National Security Adviser: 'We're Ready Either Way' to Deal With Russian Aggression Toward Ukraine

By Susan Jones | January 14, 2022 | 7:46am EST
National Security Adviser Jake Sullivan discusses this week's inconclusive talks between the U.S., NATO and Russia. (Photo by NICHOLAS KAMM/AFP via Getty Images)
National Security Adviser Jake Sullivan discusses this week's inconclusive talks between the U.S., NATO and Russia. (Photo by NICHOLAS KAMM/AFP via Getty Images)

( - Following what he called "an intensive week of diplomacy," National Security Adviser Jake Sullivan said the United States will now "reflect" on where things stand with Russia "and consult with allies and partners on how to proceed."

We continue to coordinate intensively with partners on severe economic measures in response to a further Russian invasion of Ukraine," Sullivan said. "We continue to work with allies and NATO on changes in force posture and capabilities, especially on NATO's eastern flank if that scenario arises. And we continue to support Ukraine and the Ukrainian people in the defense of their sovereignty and territorial integrity.

We have been very clear with Russia on the costs and consequences of further military action or destabilization in Ukraine. So, we're ready either way. We're ready to make progress at the negotiating table, serious tangible progress on important issues of concern to us, to Europe, and to Russia in an environment of de-escalation, and we're ready to take the necessary and proper steps to defend our allies, support our partners, and respond robustly to any naked aggression that might occur.

In our view, diplomacy is the more sensible path. The Russians will have to make their own assessment. In terms of next steps in the diplomatic process, we'll remain engaged with allies and partners and with the Russians and make determinations in the coming days about what comes next.

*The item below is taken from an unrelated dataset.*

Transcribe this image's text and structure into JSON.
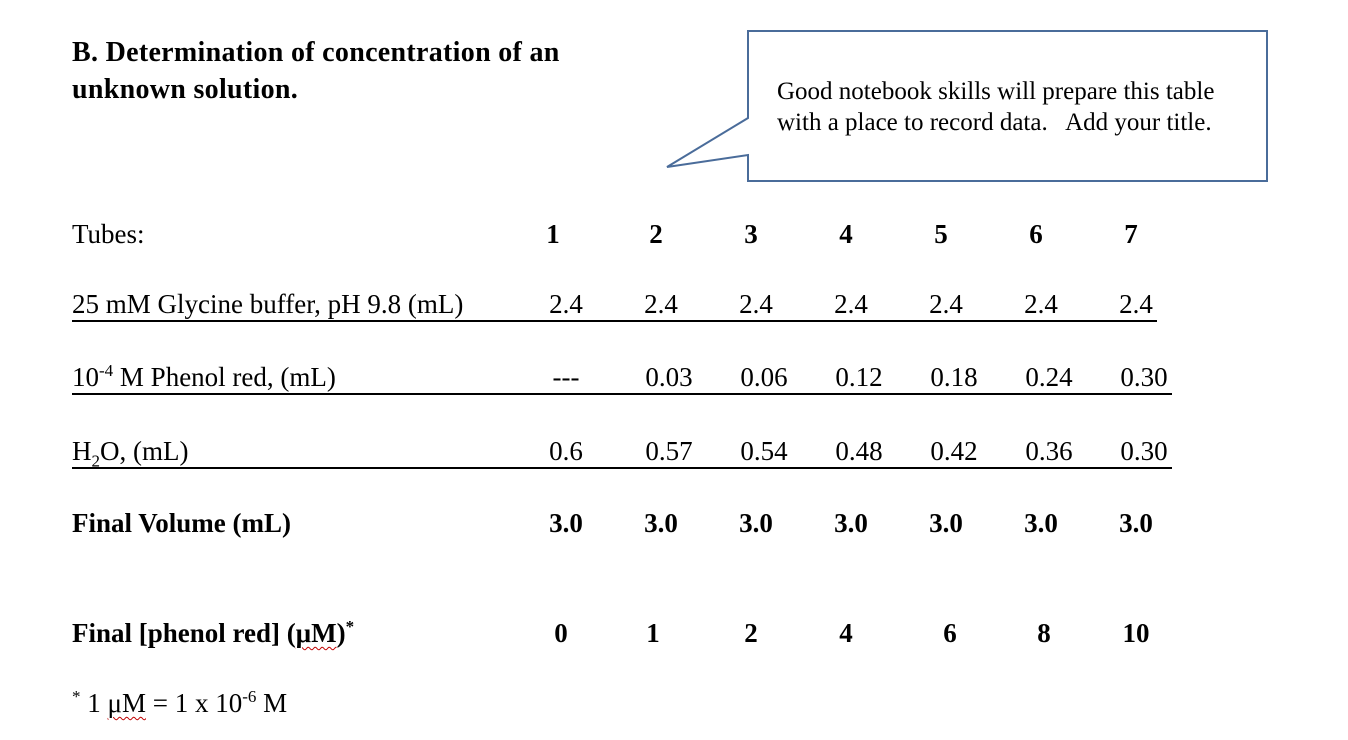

Sullivan said no more talks are scheduled, but "We're in communication with the Russians and we'll see what comes next." He said reports that the U.S. and NATO will reduce the number of troops in Eastern Europe are "wrong."

On Friday, Russia's Foreign Minister Sergey Lavrov was quoted as saying, "We have run out of patience." He accused the West of "hubris" and said Russia expects a written response to its demands by next week.

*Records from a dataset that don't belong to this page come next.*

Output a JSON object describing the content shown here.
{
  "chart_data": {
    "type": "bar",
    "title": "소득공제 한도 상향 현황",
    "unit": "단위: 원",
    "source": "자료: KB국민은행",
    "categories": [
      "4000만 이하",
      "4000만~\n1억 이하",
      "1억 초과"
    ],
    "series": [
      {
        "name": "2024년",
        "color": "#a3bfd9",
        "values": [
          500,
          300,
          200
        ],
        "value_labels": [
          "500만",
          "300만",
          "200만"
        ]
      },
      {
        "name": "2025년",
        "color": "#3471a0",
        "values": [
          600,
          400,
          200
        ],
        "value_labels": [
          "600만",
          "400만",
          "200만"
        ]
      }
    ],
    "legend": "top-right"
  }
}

A reporter asked Sullivan about comments made by Russia's Deputy Foreign Minister Sergei Ryabkov, who hinted that Russia might deploy forces in Cuba/Latin America. "Is that something that the U.S. is concerned about?" the reporter asked.

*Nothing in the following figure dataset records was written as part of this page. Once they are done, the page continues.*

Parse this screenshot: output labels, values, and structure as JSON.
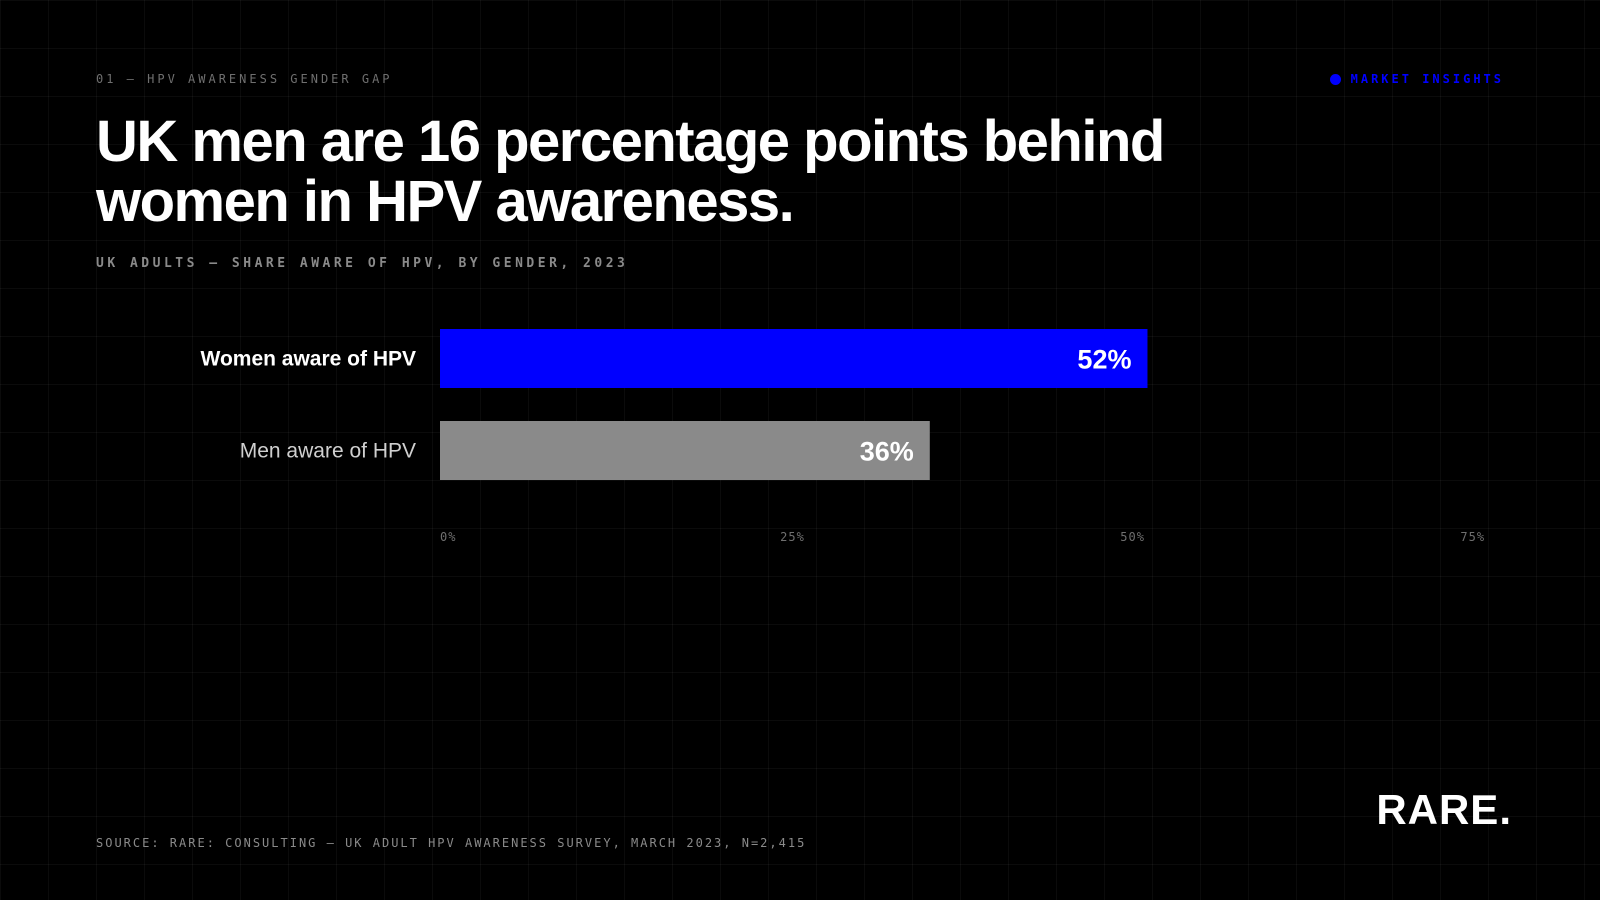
{
  "eyebrow": "01 — HPV AWARENESS GENDER GAP",
  "tag": {
    "label": "MARKET INSIGHTS"
  },
  "headline": "UK men are 16 percentage points behind women in HPV awareness.",
  "subtitle": "UK ADULTS — SHARE AWARE OF HPV, BY GENDER, 2023",
  "source": "SOURCE: RARE: CONSULTING — UK ADULT HPV AWARENESS SURVEY, MARCH 2023, N=2,415",
  "logo": "RARE.",
  "colors": {
    "accent": "#0000ff",
    "secondary_bar": "#8a8a8a",
    "background": "#000000",
    "text": "#ffffff",
    "muted_text": "#6f6f6f"
  },
  "chart_data": {
    "type": "bar",
    "orientation": "horizontal",
    "categories": [
      "Women aware of HPV",
      "Men aware of HPV"
    ],
    "values": [
      52,
      36
    ],
    "value_labels": [
      "52%",
      "36%"
    ],
    "xlim": [
      0,
      76
    ],
    "xticks": [
      0,
      25,
      50,
      75
    ],
    "xtick_labels": [
      "0%",
      "25%",
      "50%",
      "75%"
    ],
    "bar_colors": [
      "#0000ff",
      "#8a8a8a"
    ],
    "label_colors": [
      "#ffffff",
      "#d0d0d0"
    ],
    "label_weights": [
      "bold",
      "normal"
    ],
    "grid": false,
    "legend": "none"
  }
}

"I'm not going to respond to bluster in the public commentary. That wasn't raised in the discussions at the strategic stability dialog. If Russia were to move in that direction, we would deal with it decisively," Sullivan said.

According to the Associated Press:

Russia raised the stakes Thursday in its dispute with the West over Ukraine and NATO’s expansion when a top diplomat refused to rule out a military deployment to Cuba and Venezuela if tensions with the United States escalate.

Deputy Foreign Minister Sergei Ryabkov said he could “neither confirm nor exclude” the possibility of Russia sending military assets to Latin America if the U.S. and its allies don’t curtail their military activities on Russia’s doorstep.